A living will is the surest way to ensure that when you are no longer able to make decisions and order your affairs, whoever does it for you, follows your clear direction, laid out on paper at a time when you were competent to make these decisions. The law provides a spouse with significant powers in this regard, though not as extensive as some would think. It is people in partnerships and other joint living arrangements that have the most to gain from setting up a comprehensive living will. Too many times we hear of a partner being completely excluded from the decision making process in the care of a loved one because there is no living will to overpower the rights of a next of kin. Usually there is little any attorney can do to correct this situation. It can all be avoided with a a little time spent in front of an attorney skilled in these issues to have the situation clarified in a way that will stand up in court.
POD - PAY ON DEATH
The most common aspect of most people’s death is that it invariably occurs by surprise. Even the most well planned estate is going to suffer a delay before the provisions of the will are made known and can be acted upon.
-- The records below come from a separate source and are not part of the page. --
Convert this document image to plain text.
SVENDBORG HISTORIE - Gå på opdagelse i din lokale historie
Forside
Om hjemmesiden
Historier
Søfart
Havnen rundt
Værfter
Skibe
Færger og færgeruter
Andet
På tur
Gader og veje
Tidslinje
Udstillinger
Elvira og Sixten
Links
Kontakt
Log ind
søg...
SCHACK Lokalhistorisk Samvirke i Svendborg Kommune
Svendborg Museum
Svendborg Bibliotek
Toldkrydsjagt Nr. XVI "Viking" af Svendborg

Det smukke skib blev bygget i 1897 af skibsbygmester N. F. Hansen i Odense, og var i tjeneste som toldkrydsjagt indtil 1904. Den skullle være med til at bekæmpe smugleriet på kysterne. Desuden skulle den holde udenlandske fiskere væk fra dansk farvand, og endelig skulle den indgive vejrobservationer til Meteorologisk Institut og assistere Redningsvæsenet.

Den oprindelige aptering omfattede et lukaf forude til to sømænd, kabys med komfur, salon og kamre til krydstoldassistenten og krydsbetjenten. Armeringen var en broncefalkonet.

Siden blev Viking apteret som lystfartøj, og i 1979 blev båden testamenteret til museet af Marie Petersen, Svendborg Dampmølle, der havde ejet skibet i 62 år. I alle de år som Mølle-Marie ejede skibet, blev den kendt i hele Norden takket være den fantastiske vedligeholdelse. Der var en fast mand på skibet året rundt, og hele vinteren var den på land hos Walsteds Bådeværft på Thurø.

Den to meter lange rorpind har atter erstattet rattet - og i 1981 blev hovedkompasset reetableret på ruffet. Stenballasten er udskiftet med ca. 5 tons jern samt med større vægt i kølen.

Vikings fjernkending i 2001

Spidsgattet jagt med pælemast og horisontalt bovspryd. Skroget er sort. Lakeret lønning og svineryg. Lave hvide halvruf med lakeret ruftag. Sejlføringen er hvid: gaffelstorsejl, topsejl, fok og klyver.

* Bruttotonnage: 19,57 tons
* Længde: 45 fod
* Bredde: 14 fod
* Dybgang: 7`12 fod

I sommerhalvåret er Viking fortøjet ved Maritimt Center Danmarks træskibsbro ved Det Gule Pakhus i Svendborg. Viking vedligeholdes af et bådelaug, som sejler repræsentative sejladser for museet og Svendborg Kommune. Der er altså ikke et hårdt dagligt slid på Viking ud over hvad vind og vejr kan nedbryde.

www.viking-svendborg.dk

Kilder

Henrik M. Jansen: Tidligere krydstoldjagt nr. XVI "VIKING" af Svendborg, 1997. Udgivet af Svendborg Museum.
Immediate expenses can be a severe burden on surviving relatives. Pay on death is a device that will allow a pre-designated person to appear at a bank or financial institution and clear the accounts of all funds of a person who has recently died.
The deceased will, prior to their death have requested, filled out and had approved by each financial institution the necessary proformae to set the POD in effect.
The nominated beneficiary of this device need only show up with the death certificate of the account holder and the financial institution will pay the balance of all accounts detailed in the POD.
It is usual, though not necessary, for the POD to be mentioned in a will so that the proceeds are taken account of in the final distribution of the estate.
Importantly, the beneficiary of a POD will need to attend to claims on the estate that have primacy eg. IRS debt. Because a POD does not override probate (the legal settlement of a deceased persons affairs). It may be possible for the court dealing with probate to require the return of the money paid from the deceased persons accounts. The advantage of setting up a POD is that, in the case of a married couple, the survivor can get their hands on the money before probate eventually gives it to them, as expected.